The IceCube Neutrino Observatory has successfully deployed the first expansion of its capability in 15 years. The IceCube upgrade added 600 new sensors to the existing array buried in a cubic kilometer of polar ice at NSF’s Amundsen-Scott South Pole Station in Antarctica. Among the 450 scientists worldwide who collaborate on the facility is a UA professor who helps translate raw data from the sensors to a form scientists can use.
Group photo of the IceCube Upgrade team with the drill tower, hose reel, and IceCube Lab in the background.
Dr. Dawn Williams, UA professor of physics and astronomy, is one of the project leads for calibration and characterization.
“In plain language, this role oversees all aspects of turning raw signals from the detector into actionable scientific information,” Williams said.

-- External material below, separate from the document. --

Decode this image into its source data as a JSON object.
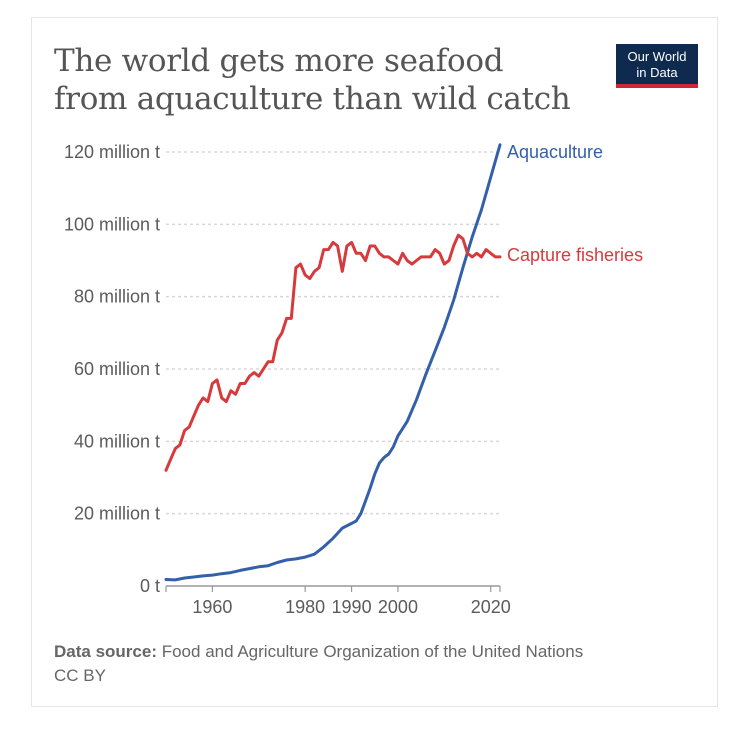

Her group is responsible for understanding how much light reaches each sensor, when that light arrives, and how to reconstruct the direction and energy of incoming neutrinos based on those signals. Their work also contributes to the effort to better understand the optical properties of the ice surrounding the sensors.
Messages from the Universe
IceCube uses more than 5,000 light sensors to capture the faint light emitted by secondary charged particles produced by neutrino interactions in the ice. The pristine quality of the Antarctic ice makes it an ideal medium for detecting this light. Scientists with the IceCube Collaboration then take these light patterns to reconstruct the energy and direction of the neutrino in order to determine its origin.
The upgrade will allow more precise measurements of properties like neutrino oscillations, a phenomenon where atmospheric neutrinos can morph into different types or “flavors” — electron, muon and tau.
IceCube has already been instrumental in advancing our understanding of the particles themselves as well as the distant (and relatively near) corners of the universe where they originate. With these improvements, IceCube will be the premier neutrino experiment for long-baseline oscillation measurements using atmospheric neutrinos.
Into the Icy Depths
Getting the new sensors into the ice has been a seven-year effort, including delays during and post-COVID. The final drilling and installation were completed in 2026 using a hot water drill system made in the US and shipped to the South Pole. An international team of engineers worked around the clock to drill the six 1.5-mile holes, with each hole taking about three days to complete.
As soon as each hole was drilled, the installation team deployed the instrument-laden cables into the water, which then froze back around the sensors.
An mDOM sensor is lowered into a borehole.
Understanding the ice is central to IceCube science. As Williams explained, the observatory’s sensors are separated by tens to hundreds of meters, meaning every signal travels long distances through glacial ice that can scatter or absorb light. Studying the optical properties of the ice will improve the accuracy of neutrino reconstructions and enhance analysis of both new and historical data collected over the past 15 years.
Dr. Ek Narayan Paudel, a postdoctoral researcher in Williams’ lab, helped with the drilling and installation and then led the daily operation of the upgrade modules as the water refroze. Each day, he ran the devices and then prepared the data to be transferred through satellite for analysis.
“Camera-equipped devices captured the freezing process of the upgrade holes, providing valuable insight into the ice surrounding the detectors. This information will ultimately improve the precision of neutrino measurements with the IceCube,” he said. “The opportunity to do science with an outstanding team in a special location like the South Pole was a deeply rewarding experience for me.”
Foundation for IceCube Gen2
Williams emphasized that the upgrade lays critical groundwork for IceCubeGen2, a proposed larger observatory. Her team is testing new calibration methods and ice modeling techniques that will be essential for designing and operating the planned next generation detector.
“I’ve been working on Ice Cube since I was a postdoc in in 2004,” Williams said. She has been involved with the facility since its construction in 2004. “So this is my life’s work.” She also served as a co-PI on the proposal for the IceCube Upgrade in 2016. Seeing the successful deployment of the new sensors after delays caused by the COVID-19 pandemic has been meaningful, marking a major milestone in a project to which she has been deeply committed for years.